More snow and showers are expected today, clearing partially but bringing colder temperatures at night. The high will be 38 degrees; The low will be 28.
November 1993 had only 0.8″ at Columbus, as the rest of all into early winter was generally milder than normal. Winter didn’t fully set in until after mid-December, and of course, January 1994 is pretty legendary, particularly for its cold outbreak.

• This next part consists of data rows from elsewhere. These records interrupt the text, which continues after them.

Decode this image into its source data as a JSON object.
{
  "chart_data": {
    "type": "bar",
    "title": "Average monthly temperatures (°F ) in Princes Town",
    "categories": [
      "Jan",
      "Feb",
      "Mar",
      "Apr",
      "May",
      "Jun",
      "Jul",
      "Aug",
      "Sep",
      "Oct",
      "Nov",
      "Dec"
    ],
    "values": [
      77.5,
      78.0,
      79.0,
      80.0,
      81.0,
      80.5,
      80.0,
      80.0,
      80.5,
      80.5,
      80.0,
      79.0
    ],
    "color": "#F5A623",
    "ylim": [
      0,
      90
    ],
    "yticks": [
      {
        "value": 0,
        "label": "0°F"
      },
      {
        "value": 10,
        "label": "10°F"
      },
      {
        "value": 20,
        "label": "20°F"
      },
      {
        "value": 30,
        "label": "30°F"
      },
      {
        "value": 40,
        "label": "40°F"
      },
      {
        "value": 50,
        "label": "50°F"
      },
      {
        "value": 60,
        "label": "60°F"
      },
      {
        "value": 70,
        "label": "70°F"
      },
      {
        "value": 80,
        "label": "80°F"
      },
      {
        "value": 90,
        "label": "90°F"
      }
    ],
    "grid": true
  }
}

After a generally cold December, January 1879 started out with a severe arctic outbreak across the state, leading to Columbus’ 2nd coldest temperature ever recorded (officially). The outbreak began on January 2nd, when a strong cold front moved in from the northwest in the early afternoon hours. The temperature fell rapidly during the evening, reaching a low of -13 on the 2nd for a total drop that day of 42 degrees. The core of the cold air moved across Ohio during the day of the 3rd, so temperatures warmed very little. Highs across the state were in the single digits south to below zero across the norther 2/3rds. Columbus had a rare below zero high of -4, which is the 2nd coldest January high on record and the 3rd coldest high of any month. The low on the 3rd was a frigid -20. This low stood as the coldest temperature in Columbus for 115 years, only being surpassed during the great arctic outbreak of January 1994, during which the temperature fell to -22.
The strong front was very moisture starved, and only a few tenths to an inch to an inch of snow fell with its passage.
Temperatures remained in the single digits for two more days before a gradual warming commenced. By the 8th temperatures went above freezing. The rest of January 1879 was fairly tame. 16 days after the 8th had highs of 35 or greater.
Of note is that the temperature of -20 occured two more times before the end of the 19th century, in January 1884 and February 1899.